The modern fable of Atlantis

A historical tale with contemporary echoes

Quentin Grafton

Trade and industry, International relations | Australia, Asia

19 January 2017

Quentin Grafton revisits the past to ask, can history (and a myth) repeat itself?

Long ago there was a place called Atlantis. It was known as the ‘lucky island’ because its people inhabited a land with much gold and other resources. These had made its citizens the envy of the known world. Indeed, many people tried to visit Atlantis, but because it was so far from many places only a few were able to get there. Those that did had to prove themselves worthy to be able to stay otherwise they were sent back to sea.

The most populous nation at this time was Phoenicia which was ruled by an Emperor who came from a priestly caste and was chosen by other high priests in a secret ceremony. Phoenicia had, in the past, been the greatest of all nations, but had fallen into decline as the result of civil wars. Recently, a new priestly caste had emerged that had successfully reunited all the warring factions.

The Phoenician priests and their families had done very well for themselves recently and had built great ziggurats which had become the wonders of the ancient world. The common Phoenicians, believing that ziggurats were both a store of wealth and spiritual value, had also built many family-sized ziggurats, but had done so by accumulating very large debts.

The greatest military power of this time was Mycenae, famous for its powerful navy and army. It had prospered greatly when Phoenicia had been in decline but was now its major rival. Mycenae was ruled by an all-powerful King who was elected by the nobles of the land every four years.

Atlantis had prospered under the Pax Mycenae that had lasted many decades but had recently done even better with the resurgence of Phoenicia as it was able to sell more of its resources at higher prices. The Atlantians thought themselves to be very smart to keep good relations with both Mycenae and Phoenicia, but had found this increasingly difficult following the election of a new King of Mycenae who had promised to ‘Make Mycenae Mighty’. This King vehemently opposed the Phoenicians who, he claimed, encroached on the freedom of the seas.

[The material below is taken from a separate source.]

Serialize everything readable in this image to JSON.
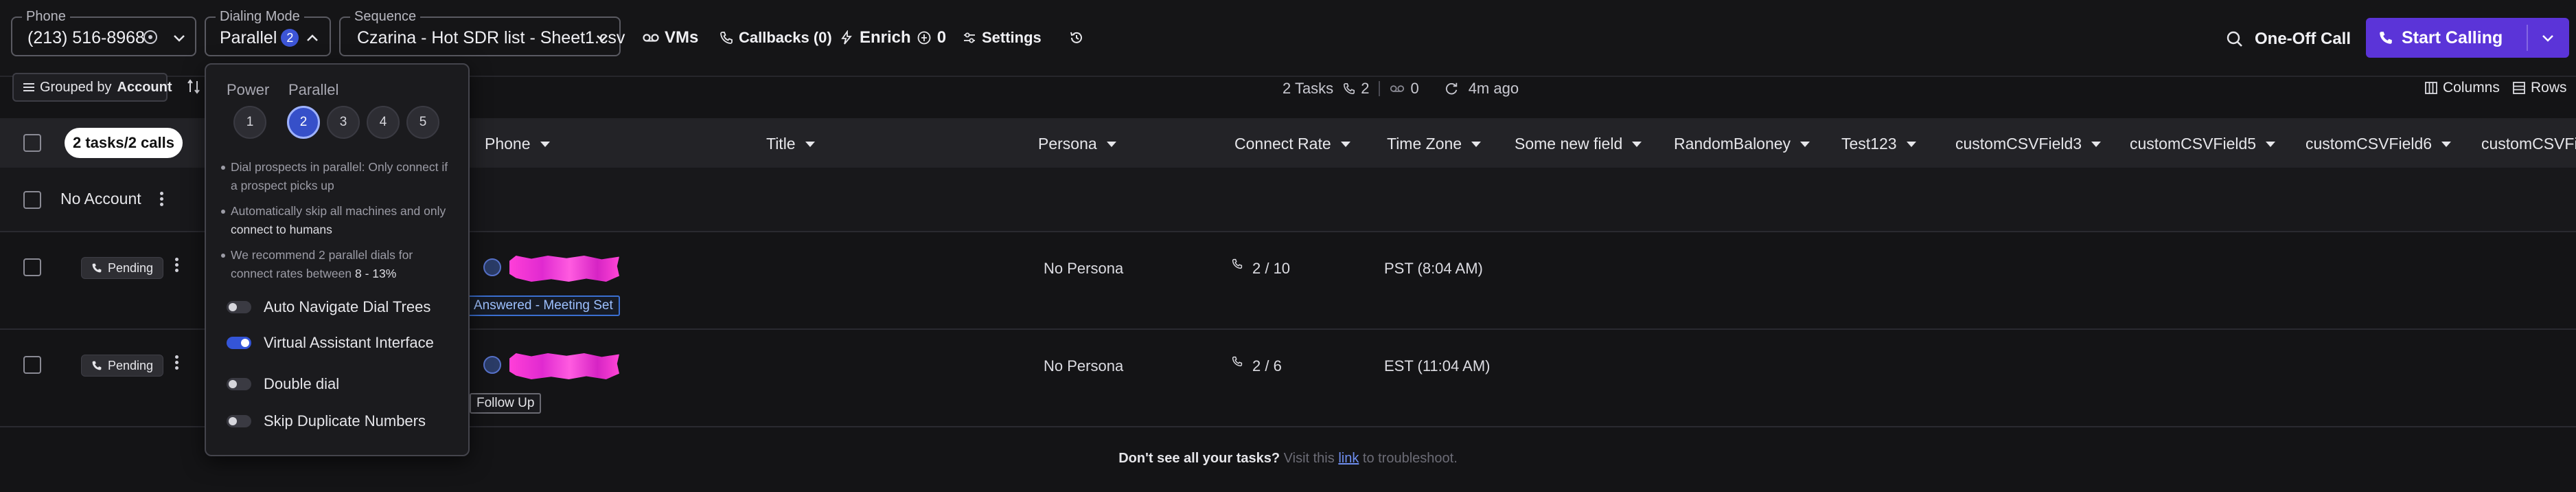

The wealth of Atlantis was based on trade with Phoenicia, Mycenae and other nations. Its chief export was the principal ore used to make bronze. Almost everyone assumed that the demand for this ore would always increase, but foreign traders had recently reported that the Bronze Age would not last. They also warned that further growth in trade with Phoenicia was unlikely because of the large debts incurred by the Phoenicians to build their ziggurats.

Most people in Atlantis ignored these warnings. In any case, they believed that their wealth was not in the ore they traded or even industry, but rather in their houses of which they were immensely proud. For Atlantians, houses were not only a measure of wealth but also their status in society. The bigger and more opulent the house, the more important the person.

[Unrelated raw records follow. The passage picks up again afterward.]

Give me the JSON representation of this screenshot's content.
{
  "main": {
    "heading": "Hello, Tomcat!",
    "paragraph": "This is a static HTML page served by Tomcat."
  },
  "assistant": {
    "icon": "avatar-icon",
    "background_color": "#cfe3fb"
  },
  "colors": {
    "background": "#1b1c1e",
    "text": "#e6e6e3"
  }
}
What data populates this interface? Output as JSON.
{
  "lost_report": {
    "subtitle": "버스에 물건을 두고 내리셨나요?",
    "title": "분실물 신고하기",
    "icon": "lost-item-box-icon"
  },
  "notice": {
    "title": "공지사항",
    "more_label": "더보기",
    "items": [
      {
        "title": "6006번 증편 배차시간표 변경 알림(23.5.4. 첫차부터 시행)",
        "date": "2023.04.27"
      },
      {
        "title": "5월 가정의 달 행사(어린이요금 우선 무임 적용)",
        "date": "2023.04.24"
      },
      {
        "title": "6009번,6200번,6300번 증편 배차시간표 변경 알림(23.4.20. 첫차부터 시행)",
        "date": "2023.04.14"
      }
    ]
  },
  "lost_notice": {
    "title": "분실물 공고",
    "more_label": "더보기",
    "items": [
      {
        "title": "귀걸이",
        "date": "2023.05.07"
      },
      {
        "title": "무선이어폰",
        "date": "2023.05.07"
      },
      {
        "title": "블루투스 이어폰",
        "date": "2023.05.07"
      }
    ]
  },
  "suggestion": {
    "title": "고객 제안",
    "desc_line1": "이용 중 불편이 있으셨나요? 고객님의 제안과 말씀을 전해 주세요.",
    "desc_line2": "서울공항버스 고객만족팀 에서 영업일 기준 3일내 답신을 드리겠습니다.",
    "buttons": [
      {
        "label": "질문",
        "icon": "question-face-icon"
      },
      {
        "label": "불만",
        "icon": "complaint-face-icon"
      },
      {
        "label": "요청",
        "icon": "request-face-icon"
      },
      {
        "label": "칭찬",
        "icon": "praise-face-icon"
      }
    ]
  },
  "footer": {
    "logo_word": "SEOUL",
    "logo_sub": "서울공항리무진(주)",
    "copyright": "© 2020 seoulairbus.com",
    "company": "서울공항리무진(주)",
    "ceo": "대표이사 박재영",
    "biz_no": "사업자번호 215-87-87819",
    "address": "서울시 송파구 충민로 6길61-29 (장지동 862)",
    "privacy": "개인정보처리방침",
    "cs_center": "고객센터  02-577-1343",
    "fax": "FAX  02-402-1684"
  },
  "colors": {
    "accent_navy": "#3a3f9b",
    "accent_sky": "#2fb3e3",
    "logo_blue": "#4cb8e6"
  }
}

The houses in Atlantis were constructed from a special type of mud that came from a large volcanic lake in the centre of the island. In this lake, mud would occasionally bubble to the surface and then be collected by four very rich merchant families who had the monopoly on its sale. These four families only cared about how much profit they could make from selling mud and the price of houses and had little interest in building other businesses or trade.

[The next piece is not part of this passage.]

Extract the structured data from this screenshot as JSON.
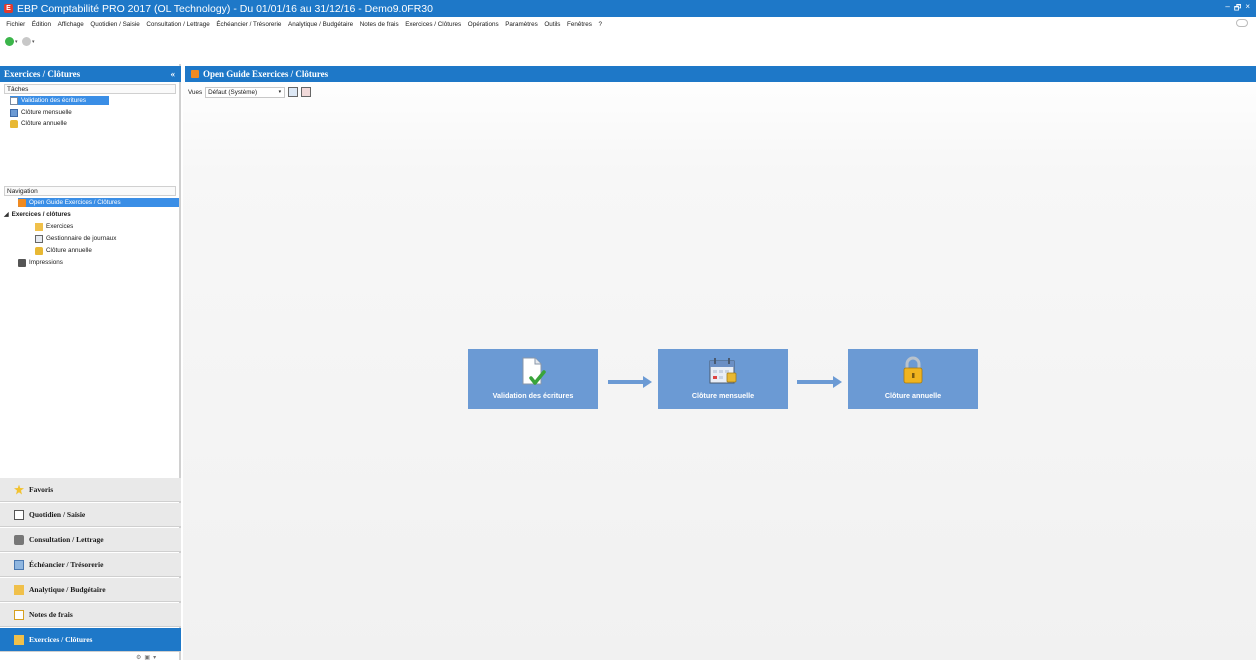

The people of Atlantis were governed by a wizard class, led by a Chief Wizard who would get to this exalted position by getting rid of the previous Chief Wizard. All wizards thought themselves to be very clever, but while many were smart at looking after themselves they were much less clever in caring for Atlantis. The Chief Wizards consistently ignored the warnings of the coming end of the Bronze Age or that the Phoenicians had built too many ziggurats. Instead, they tried as much as they could, to distract Atlantians and to encourage them to think only about their houses. To this end, they provided a special dispensation from tax for those Atlantians, which included many wizards, who owned more than one house.

The Chief Wizard was assisted by the Alchemist who was in charge of making sure the bubbles in the lake continued to provide the mud that people needed to build and repair their houses. The alchemist’s magic was kept very secret, but it was known to include an ingredient that came only from Phoenicia.

Secure in their island home and their opulent houses, many in Atlantis thought their wonderful way of life would never end. In this, they were supported by the ‘soothesayers’ who knew very little, but who spoke very well and who told everyone that there was no need to worry and that their prosperity (and houses) would last forever.

Sadly, a conflict arose between Phoenicia and Mycenae that disrupted trade throughout the Mediterranean. The Alchemist’s ingredient from Phoenicia that was needed to keep the bubbles of mud coming to the surface of the lake to build houses was no longer available. Worse, much of the trade that had made the Atlantians so well off evaporated.

No one really knows what then happened to Atlantis. One legend is that the Atlantians, recognising that their Chief Wizards and soothesayers had failed them, took charge of their own lives and began to rebuild trade, reconsider their values, and to recreate a society that worked for everyone. A different legend has it that the Atlantians, sadly, continued to follow the wizards and, thus, never regained their mythical wealth. Instead, Atlantis became just another lost island, far out to sea.